Nichi Vendola, president of the party in an honorary capacity, delivered the announcement at a hall near Termini train station. He said it wasn’t a “sad event,” even if the base has expressed discontent, because also this weekend they kicked off the process of founding a new party called Sinistra Italiana, or Italian Left. It already counts with eight senators and 31 representatives, and it will hold its first Congress from Feb. 17-19.
“It will be a moment of great emotion, even for me,” said Nicola Fratoianni, who ended his tenure as SEL national coordinator to join the leadership team of the Italian Left, together with the other members and Vendola himself, who preceded him as party leader. “I wish it were a beautiful moment, because SEL is an exciting story, with some errors, even some of my own, especially my own, given that I directed it, but also so many beautiful things.”
SEL was closed down, but its heritage is not lost. It evolved, because it put distance from the initial mission and the policy framework — the alliance with Bersani’s Democratic Party. However, Fratoianni points out that the same underlying reasons remain and are those that prompted its founders and its base “not to give in to a framework of political balance claiming to be immutable.”

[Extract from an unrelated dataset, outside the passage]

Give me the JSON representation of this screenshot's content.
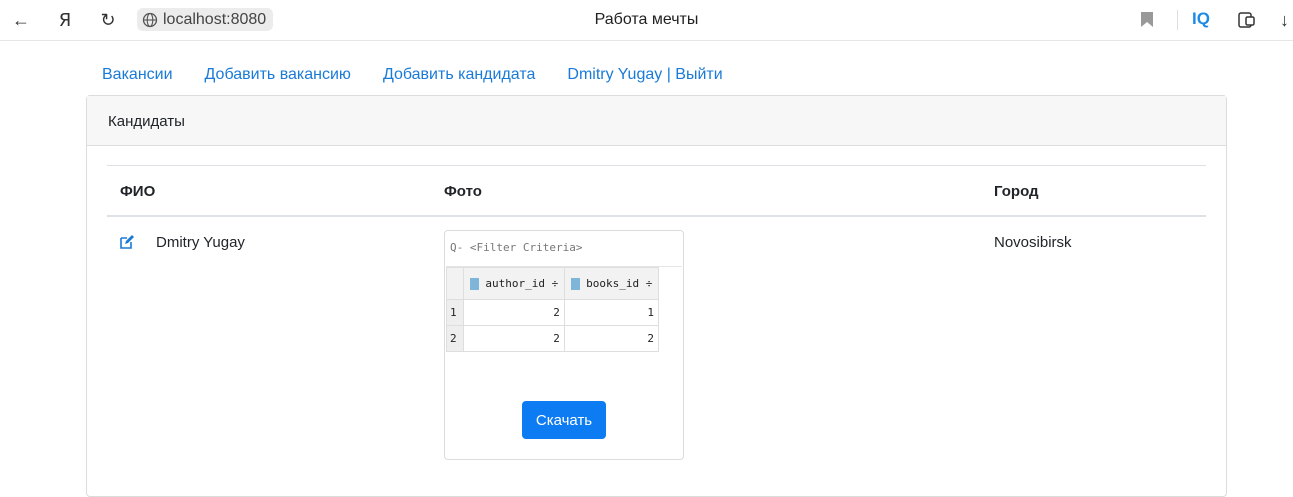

Italian Left is the promise. It will not be only a new symbol of that “red thing” of the so-called “radical left” that for decades has attempted to create a critical mass with a certain weight capable of shifting the axis and the direction of Italian politics and the real processes in society. SEL was not able to succeed in this task, says Fratoianni, and that led to the exhaustion of the thrust on which it was based. “Its dissolution is the acknowledgment,” he said. He hopes the new deployment “will have a better collision with history, beyond the subjective responsibilities.”
Italia Bene Comune, or Italy Common Good, was the center-left government project that SEL was part of; it no longer exists, not even in local councils. And its champion, the former mayor of Milan Giuliano Pisapia, was to meet today in Bologna with the Democratic Party mayor Virginio Merola, Gianni Cuperlo and Sandro Gozi for a project Vendola already rejected as unrealistic: to reorganize a center-left coalition trying to replace the votes of Alfani and Verdini centrists.
There is another alternative project proposed by the Costruire l’alternativa Assembly (Building the alternative), with the participation of the mayor of Naples, Luigi De Magistris, the former Mayor candidate in Bologna, Federico Martelloni, the young people of Act! and Tommaso Fattori, among others.
In all, Italian Left is trying to get back in the game. Fratoianni says the journey is necessary because the Italian political landscape requires a “new radicalism that opposes the increasing inequality and marginalization generated by the crisis.” But he points out that Italian Left will have a party structure, “because we need to maintain and develop social roots. We need more, not less, widespread reach in the territories.”